EPSRC Reference: EP/L026953/1
Title: Distributional analysis of GCD algorithms via the ergodic theory of random dynamical systems
Principal Investigator: Morris, Dr I D
Other Investigators:
Researcher Co-Investigators:
Project Partners:
Department: Mathematics
Organisation: University of Surrey
Scheme: First Grant - Revised 2009
Starts: 01 July 2014 Ends: 30 June 2016 Value (£): 91,795
EPSRC Research Topic Classifications:
Mathematical Analysis
EPSRC Industrial Sector Classifications:
No relevance to Underpinning Sectors
Related Grants:
Panel History:
Panel DatePanel NameOutcome
05 Mar 2014 EPSRC Mathematics Prioritisation Meeting March 2014 Announced
Summary on Grant Application Form
The computation of the greatest common divisor (GCD) of a pair of integers is a fundamental task in computer algebra and arises as a subtask in problems of profound real-world significance such as both the implementation and the compromise of public key cryptography. The mathematically rigorous investigation of the running time of algorithms for GCD computation has achieved significant milestones in the last two decades but important problems remain open, of which those relating to the binary Euclidean algorithm are perhaps the most prominent. In this project we will rigorously investigate the distribution of the number of steps in several important algorithms for GCD computation. These results would allow computer programmers to estimate the anticipated running time of these algorithms when applied to large integers with considerable precision and certainty.

The binary Euclidean algorithm is a modern modification of the classical algorithm for GCD computation described by Euclid which is designed to exploit the fact that modern computers operate using binary arithmetic. The binary Euclidean algorithm may be considered to be one of the fundamental algorithms for the computation of greatest common divisors, and is one of only three GCD algorithms described in every edition of Donald Knuth's seminal textbook series "The Art of Computer Programming". We will attempt to prove several conjectures posed by Donald Knuth which relate to a mathematical model for the operation of the binary Euclidean algorithm proposed by R. P. Brent. The validity of these conjectures would imply new rigorous asymptotic estimates for the average running time of this algorithm for randomly-selected large inputs. We will also rigorously investigate the manner in which the running time deviates from this average, with the objective of proving that the running times are distributed normally about their mean value.

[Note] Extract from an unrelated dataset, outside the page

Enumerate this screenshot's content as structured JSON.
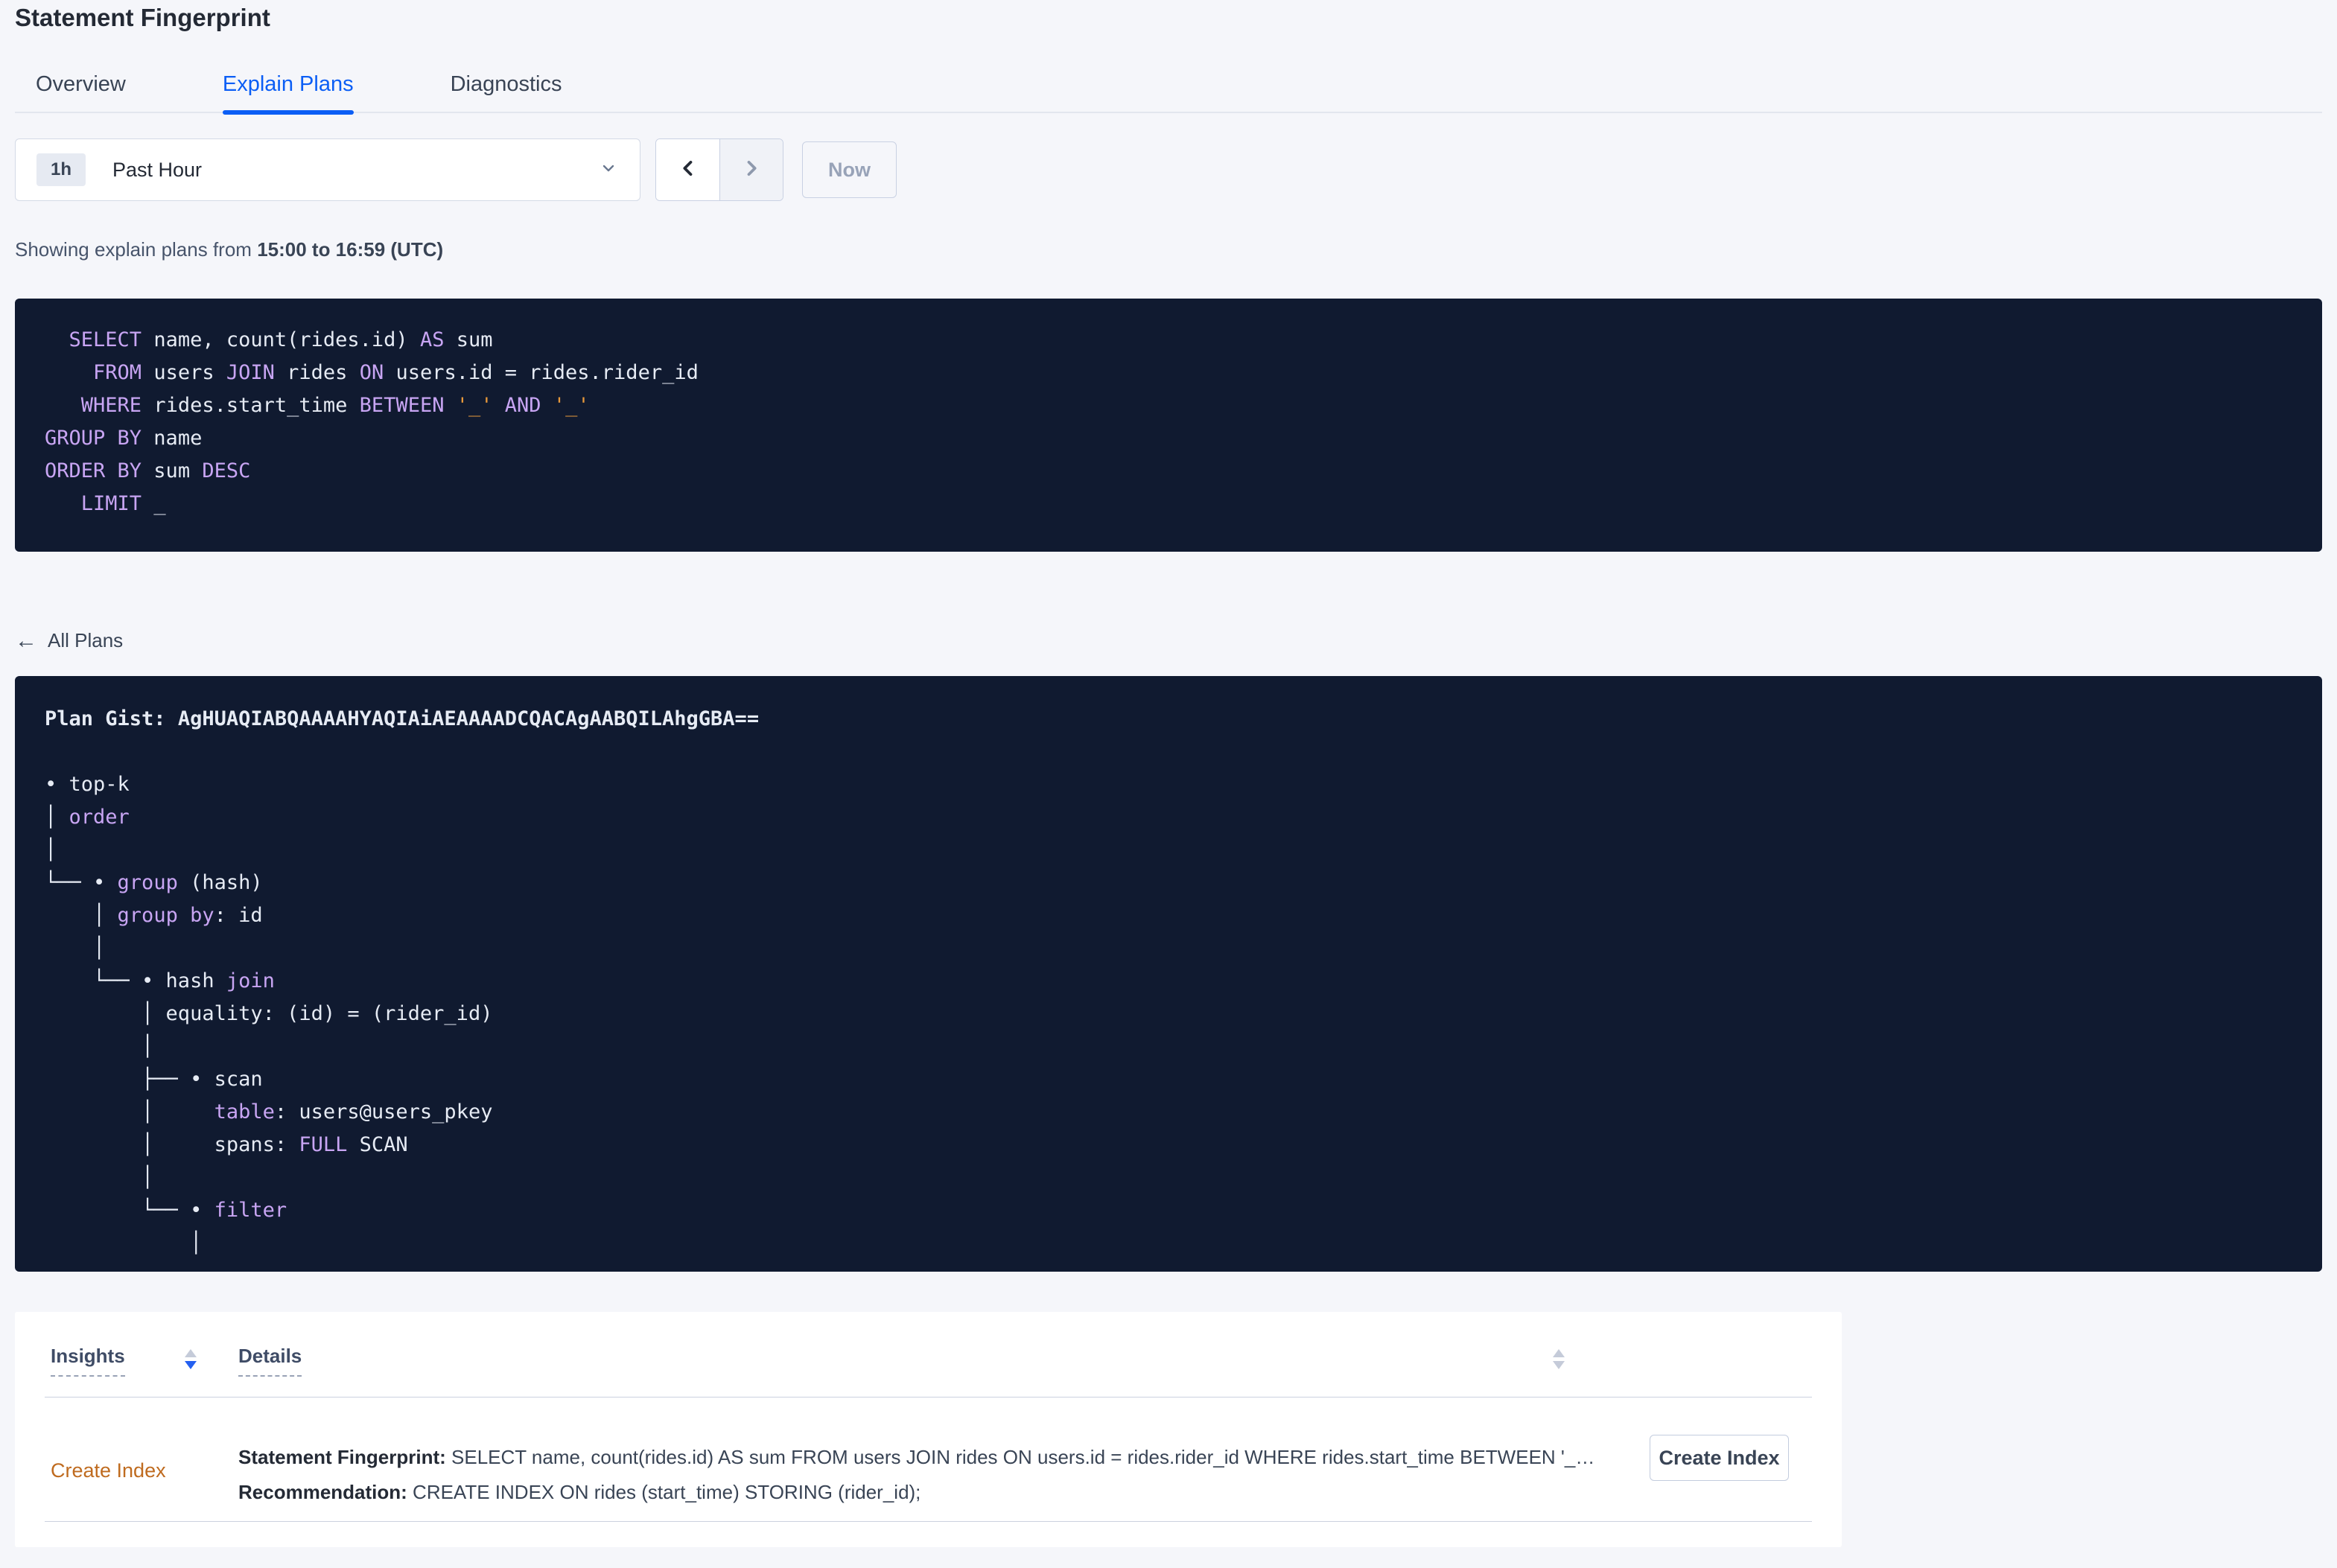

It was shown by Douglas Hensley in 1994 that the number of division steps undertaken by the classical GCD algorithm described by Euclid is asymptotically normally distributed about its mean value. While a closed-form description of the asymptotic value of the mean has been known for several decades, it is believed that no corresponding closed-form expression for the variance exists, and to date no investigation of the computation of this constant has been published. We aim to give a mathematically rigorous treatment of the estimation of this variance. Finally we aim to prove that the running times of the 2-adic algorithm for integer GCD computation introduced recently by D. Stehlé and P. Zimmermann are asymptotically normally distributed about their mean running time.